Tuesday, February 28, 2017

Review: "Fatale" by Jean Patrick Manchette


The most striking aspect of Fatale, the short novel by famous French crime novelist Jean Patrick Manchette is its action sequences. Like this and the other novel of his I have read, The Mad and the Bad, itself also very short and a rather successful long form action scene, the action is vivid and alive, with a great sense of place and what is happening around it. Even though this book is a bit murky when it comes to our female protagonists motivations (and at 90 pages, 98 with the Afterword, there isn’t a lot of time to figure them out), it still makes for an interesting and exciting read for the amount of time or the lack thereof, you spend with it. It begins with a rather striking scene of swift violence, as a hunter, after popping a squat, is intruded upon by a woman he is familiar with, who immediately kills him.
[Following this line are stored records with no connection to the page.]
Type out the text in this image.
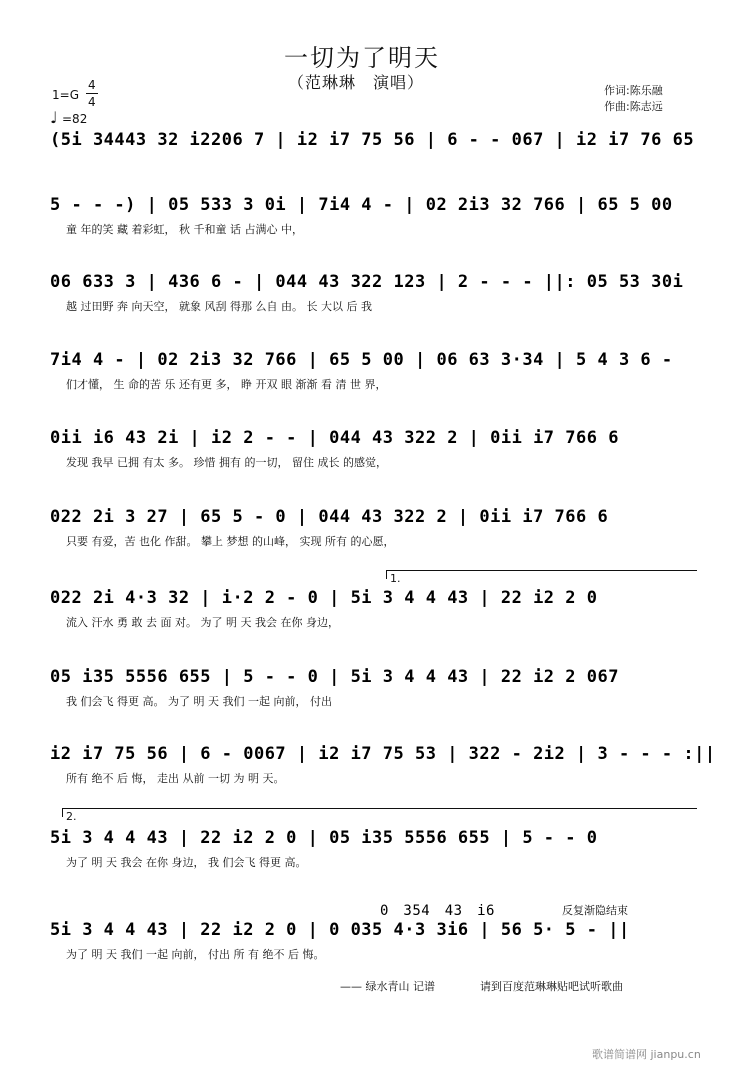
一切为了明天
（范琳琳　演唱）
1=G
4
4
♩ =82
作词:陈乐融
作曲:陈志远
(5i 34443 32 i2206 7 | i2 i7 75 56 | 6 - - 067 | i2 i7 76 65
5 - - -) | 05 533 3 0i | 7i4 4 - | 02 2i3 32 766 | 65 5 00
童 年的笑 藏 着彩虹， 秋 千和童 话 占满心 中，
06 633 3 | 436 6 - | 044 43 322 123 | 2 - - - ||: 05 53 30i
越 过田野 奔 向天空， 就象 风刮 得那 么自 由。 长 大以 后 我
7i4 4 - | 02 2i3 32 766 | 65 5 00 | 06 63 3·34 | 5 4 3 6 -
们才懂， 生 命的苦 乐 还有更 多， 睁 开双 眼 渐渐 看 清 世 界，
0ii i6 43 2i | i2 2 - - | 044 43 322 2 | 0ii i7 766 6
发现 我早 已拥 有太 多。 珍惜 拥有 的一切， 留住 成长 的感觉，
022 2i 3 27 | 65 5 - 0 | 044 43 322 2 | 0ii i7 766 6
只要 有爱，苦 也化 作甜。 攀上 梦想 的山峰， 实现 所有 的心愿，
022 2i 4·3 32 | i·2 2 - 0 | 5i 3 4 4 43 | 22 i2 2 0
流入 汗水 勇 敢 去 面 对。 为了 明 天 我会 在你 身边，
05 i35 5556 655 | 5 - - 0 | 5i 3 4 4 43 | 22 i2 2 067
我 们会飞 得更 高。 为了 明 天 我们 一起 向前， 付出
i2 i7 75 56 | 6 - 0067 | i2 i7 75 53 | 322 - 2i2 | 3 - - - :||
所有 绝不 后 悔， 走出 从前 一切 为 明 天。
5i 3 4 4 43 | 22 i2 2 0 | 05 i35 5556 655 | 5 - - 0
为了 明 天 我会 在你 身边， 我 们会飞 得更 高。
5i 3 4 4 43 | 22 i2 2 0 | 0 035 4·3 3i6 | 56 5· 5 - ||
为了 明 天 我们 一起 向前， 付出 所 有 绝不 后 悔。
1.
2.
0　354　43　i6	反复渐隐结束
—— 绿水青山 记谱	请到百度范琳琳贴吧试听歌曲
歌谱简谱网 jianpu.cn
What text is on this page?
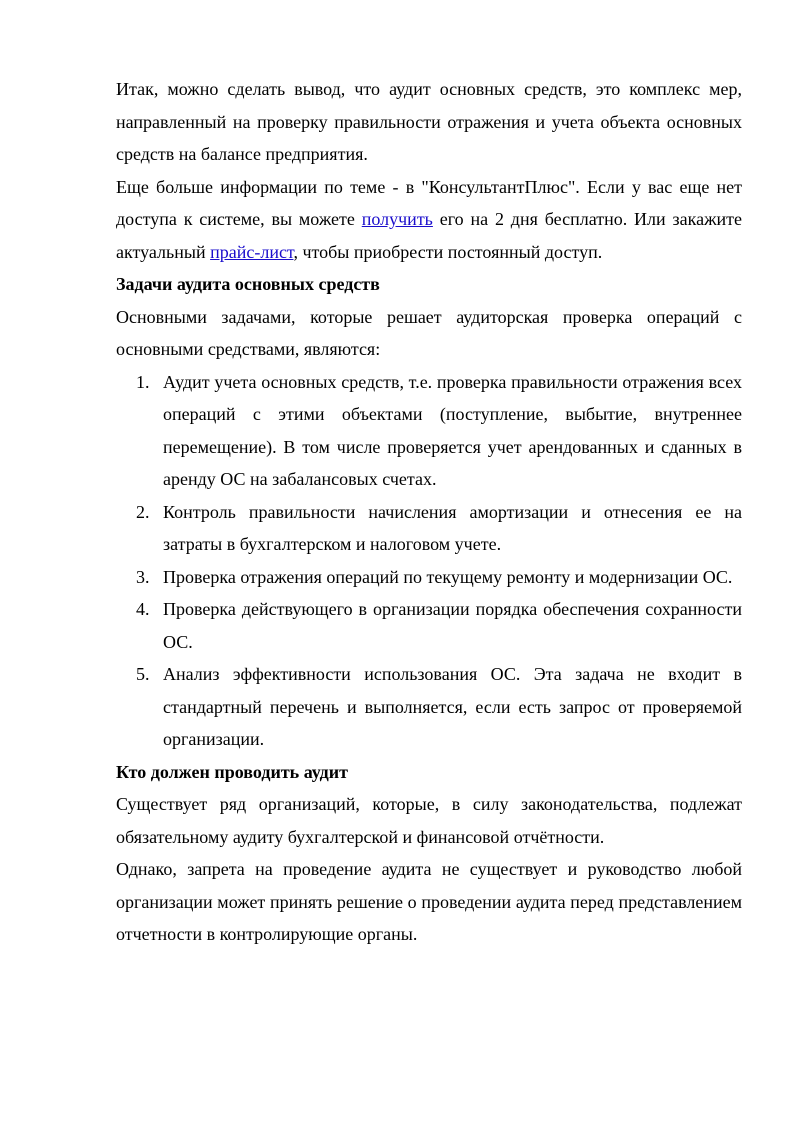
Итак, можно сделать вывод, что аудит основных средств, это комплекс мер, направленный на проверку правильности отражения и учета объекта основных средств на балансе предприятия.

Еще больше информации по теме - в "КонсультантПлюс". Если у вас еще нет доступа к системе, вы можете получить его на 2 дня бесплатно. Или закажите актуальный прайс-лист, чтобы приобрести постоянный доступ.

Задачи аудита основных средств

Основными задачами, которые решает аудиторская проверка операций с основными средствами, являются:

1. Аудит учета основных средств, т.е. проверка правильности отражения всех операций с этими объектами (поступление, выбытие, внутреннее перемещение). В том числе проверяется учет арендованных и сданных в аренду ОС на забалансовых счетах.
2. Контроль правильности начисления амортизации и отнесения ее на затраты в бухгалтерском и налоговом учете.
3. Проверка отражения операций по текущему ремонту и модернизации ОС.
4. Проверка действующего в организации порядка обеспечения сохранности ОС.
5. Анализ эффективности использования ОС. Эта задача не входит в стандартный перечень и выполняется, если есть запрос от проверяемой организации.

Кто должен проводить аудит

Существует ряд организаций, которые, в силу законодательства, подлежат обязательному аудиту бухгалтерской и финансовой отчётности.

Однако, запрета на проведение аудита не существует и руководство любой организации может принять решение о проведении аудита перед представлением отчетности в контролирующие органы.
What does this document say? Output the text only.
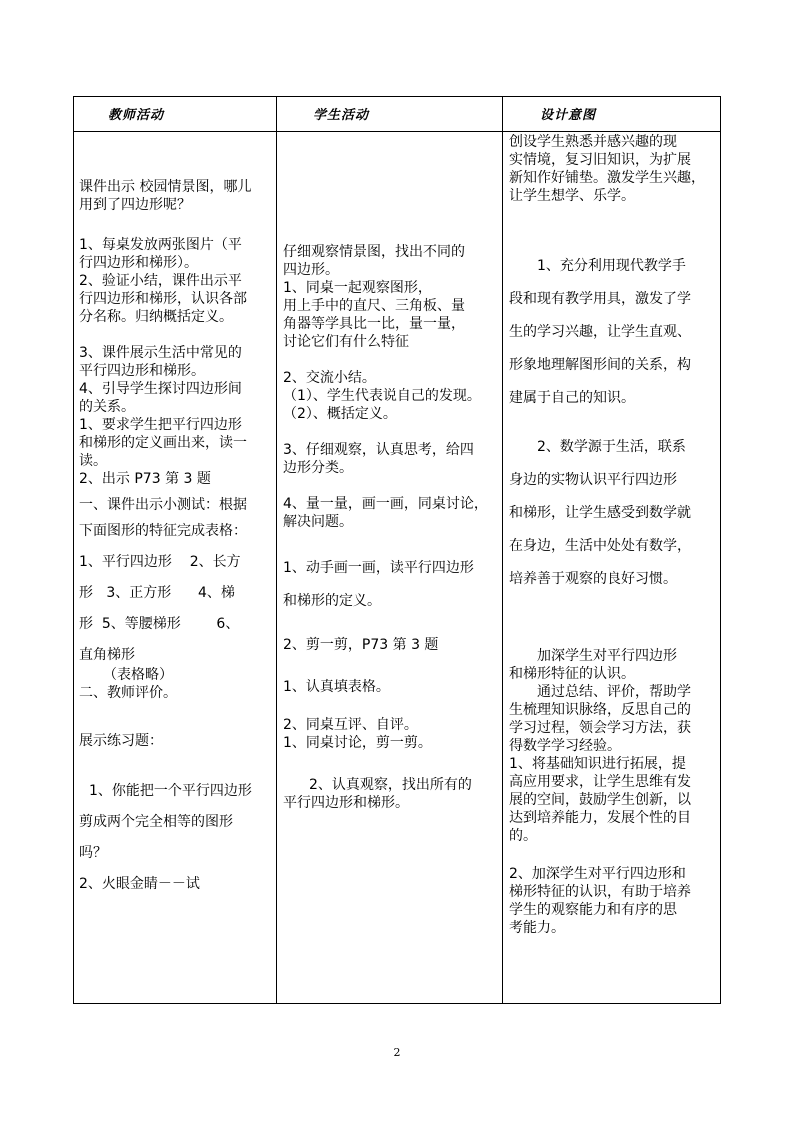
教师活动	学生活动	设计意图

课件出示 校园情景图，哪儿

用到了四边形呢？

1、每桌发放两张图片（平

行四边形和梯形）。

2、验证小结，课件出示平

行四边形和梯形，认识各部

分名称。归纳概括定义。

3、课件展示生活中常见的

平行四边形和梯形。

4、引导学生探讨四边形间

的关系。

1、要求学生把平行四边形

和梯形的定义画出来，读一

读。

2、出示 P73 第 3 题

一、课件出示小测试：根据

下面图形的特征完成表格：

1、平行四边形    2、长方

形   3、正方形      4、梯

形  5、等腰梯形        6、

直角梯形

（表格略）

二、教师评价。

展示练习题：

1、你能把一个平行四边形

剪成两个完全相等的图形

吗？

2、火眼金睛－－试

仔细观察情景图，找出不同的

四边形。

1、同桌一起观察图形，

用上手中的直尺、三角板、量

角器等学具比一比，量一量，

讨论它们有什么特征

2、交流小结。

（1）、学生代表说自己的发现。

（2）、概括定义。

3、仔细观察，认真思考，给四

边形分类。

4、量一量，画一画，同桌讨论，

解决问题。

1、动手画一画，读平行四边形

和梯形的定义。

2、剪一剪，P73 第 3 题

1、认真填表格。

2、同桌互评、自评。

1、同桌讨论，剪一剪。

2、认真观察，找出所有的

平行四边形和梯形。

创设学生熟悉并感兴趣的现

实情境，复习旧知识，为扩展

新知作好铺垫。激发学生兴趣，

让学生想学、乐学。

1、充分利用现代教学手

段和现有教学用具，激发了学

生的学习兴趣，让学生直观、

形象地理解图形间的关系，构

建属于自己的知识。

2、数学源于生活，联系

身边的实物认识平行四边形

和梯形，让学生感受到数学就

在身边，生活中处处有数学，

培养善于观察的良好习惯。

加深学生对平行四边形

和梯形特征的认识。

通过总结、评价，帮助学

生梳理知识脉络，反思自己的

学习过程，领会学习方法，获

得数学学习经验。

1、将基础知识进行拓展，提

高应用要求，让学生思维有发

展的空间，鼓励学生创新，以

达到培养能力，发展个性的目

的。

2、加深学生对平行四边形和

梯形特征的认识，有助于培养

学生的观察能力和有序的思

考能力。

2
In the next scene, the woman is washing the black dye out of her hair on a train bathroom, on her way to a small French town known as Bleville, which is loosely translated in Doughville or “Moneyville if you will. There, she entrenches herself in the town’s people and their conflicts, and at a party, she sees a man pissing on the side of the building, a man who becomes a perfect target for her bloodlust. There isn’t a lot of time spent on introspection, which is both to this book’s detriment and strength. You are interested in what is happening, but you are left out when it comes to identifying with anyone of them. During a pivotal scene, one right before the brilliant action scene, the woman reveals why she likes killing, but along with her fake name, we are left wondering if the story is even true. Climaxing in a stalk and kill scene with a bleak ending, this swift, borderline nihilistic novel will easily whet your appetite for carnage.